GREENBRIER COUNTY, W. VA. (WVVA) - Greenbrier County suffered enough damage on Monday to be named in an 18 county state of emergency.
The flooding impacts in the county included road closures and power outages.
The state is pledging to do what they can to help in the clean-up and recovery.
West Virginia Governor Jim Justice said the state of emergency declaration opens the door to let the assistance flow into the areas that were under water.
"We'll be there, we're running to every fire, and we're there and we're going to stay with it and get these people through this," said Governor Justice.
State assistance is welcomed news to local emergency management leaders.
Paula Brown, the Deputy Director of Greenbrier County Homeland Security and Emergency Management, said the damage is far worse than previous flooding impacts.
"We're collecting damage assessment information on private property, business property and municipal and county properties," said Brown.
Those assessments are the key to opening a funding stream to pay for some of the necessary repairs.

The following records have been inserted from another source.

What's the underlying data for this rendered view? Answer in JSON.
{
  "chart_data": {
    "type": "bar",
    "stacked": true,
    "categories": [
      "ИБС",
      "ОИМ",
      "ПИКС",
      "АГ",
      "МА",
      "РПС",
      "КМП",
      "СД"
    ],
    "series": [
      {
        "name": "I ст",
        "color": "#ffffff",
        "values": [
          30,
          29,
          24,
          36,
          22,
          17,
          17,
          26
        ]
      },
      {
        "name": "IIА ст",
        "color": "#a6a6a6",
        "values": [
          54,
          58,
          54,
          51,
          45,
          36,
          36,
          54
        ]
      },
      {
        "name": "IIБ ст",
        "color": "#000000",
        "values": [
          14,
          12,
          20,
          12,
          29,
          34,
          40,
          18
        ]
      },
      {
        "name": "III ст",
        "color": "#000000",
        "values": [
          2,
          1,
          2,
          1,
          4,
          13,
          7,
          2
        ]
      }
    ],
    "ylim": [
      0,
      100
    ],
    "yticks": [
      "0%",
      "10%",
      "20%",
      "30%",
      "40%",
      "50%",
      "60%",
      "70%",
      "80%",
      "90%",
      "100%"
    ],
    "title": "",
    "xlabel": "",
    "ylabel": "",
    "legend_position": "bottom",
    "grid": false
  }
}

"That's why we're gathering the information as far as the damage estimates, locally as well as at a state level so they can asses whether or not they can ask for a disaster declaration federally," said Brown.
The amphitheater and Monroe Avenue in Ronceverte took a big hit from Monday's floods.
Paula Mentz, the City Administrator, said getting a green-light for flood recovery funding would help the city and the affected people who live here.
"It actually gives us some money to repair that, otherwise we might be later on repairing it, and that helps us out, and it helps a lot of people maybe on Monroe Avenue that might sustain damage."
Individuals in Greenbrier County who differed flood damage need to report their losses to the county office of Homeland Security and Emergency Management.